4.6. Het hof overweegt het volgende.
Ter zitting is komen vast te staan dat [naam erflaatster] nooit schenkingen heeft gedaan aan appellante; er bestaat aldus geen schenkingstraditie.
Bovendien is er náást appellante sprake van twee voorwaardelijk erfgenamen.
Het verbinden van een ontbindende voorwaarde aan de toestemming voor een schenking biedt geen dan wel onvoldoende zekerheid om te voorkomen dat het vermogen mogelijk niet meer aanwezig is bij het overlijden van [naam erflaatster], zodat de rechten van de voorwaardelijke erfgenamen in gevaar kunnen komen.
Ter zitting heeft appellante tevens verklaard dat zij de schenking op geen enkele wijze nodig heeft om in haar behoefte te voorzien.
Tenslotte is van belang dat ten gevolge van de schenking [naam erflaatster] het grootste deel van haar vermogen te weten E. 462.652 van een totaal vermogen van ongeveer E. 600.000 zal verliezen, terwijl niet valt uit te sluiten dat zij dit vermogen in de toekomst, bijvoorbeeld bij wijziging van regelgeving, nog zal behoeven.
Gelet op het bovenstaande is het hof van oordeel dat er onvoldoende omstandigheden aanwezig zijn om toestemming te kunnen verlenen. Het enkele feit dat de bedoelde schenking voor appellante een belastingvoordeel oplevert is hiertoe onvoldoende.
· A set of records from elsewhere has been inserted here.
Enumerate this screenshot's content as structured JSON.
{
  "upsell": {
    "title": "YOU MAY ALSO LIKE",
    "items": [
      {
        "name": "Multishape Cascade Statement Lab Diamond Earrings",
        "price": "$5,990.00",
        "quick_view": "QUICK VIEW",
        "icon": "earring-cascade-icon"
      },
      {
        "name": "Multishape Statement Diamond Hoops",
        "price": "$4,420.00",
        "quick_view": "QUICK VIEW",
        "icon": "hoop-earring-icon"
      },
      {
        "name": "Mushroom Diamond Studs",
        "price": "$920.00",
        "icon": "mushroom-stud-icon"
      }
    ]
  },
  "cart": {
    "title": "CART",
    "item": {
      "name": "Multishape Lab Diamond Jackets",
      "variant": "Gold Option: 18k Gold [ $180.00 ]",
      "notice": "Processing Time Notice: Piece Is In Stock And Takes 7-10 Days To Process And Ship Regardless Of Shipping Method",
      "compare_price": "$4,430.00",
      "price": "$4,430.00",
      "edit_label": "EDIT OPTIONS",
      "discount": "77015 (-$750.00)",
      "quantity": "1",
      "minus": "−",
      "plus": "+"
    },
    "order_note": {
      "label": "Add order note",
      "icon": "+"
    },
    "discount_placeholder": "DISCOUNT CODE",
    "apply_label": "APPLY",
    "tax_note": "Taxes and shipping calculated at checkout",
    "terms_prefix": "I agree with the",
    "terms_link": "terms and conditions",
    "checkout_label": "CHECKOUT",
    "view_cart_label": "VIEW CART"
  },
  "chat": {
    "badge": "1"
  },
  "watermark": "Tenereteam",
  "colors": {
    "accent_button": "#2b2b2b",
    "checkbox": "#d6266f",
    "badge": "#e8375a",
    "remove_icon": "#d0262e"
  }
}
4.7. Al het vorenstaande voert het hof tot de slotsom dat moet worden beslist op de in het dictum aangegeven wijze.
5. De beslissing
Het hof:
bekrachtigt de beschikking van de rechtbank te 's-Hertogenbosch van 26 februari 2004.
Deze beschikking is gegeven door mrs. Van Griensven, Lamers en Van Soest-van Dijkhuizen en uitgesproken ter openbare terechtzitting van dit hof van 5 augustus 2004 in tegenwoordigheid van de griffier.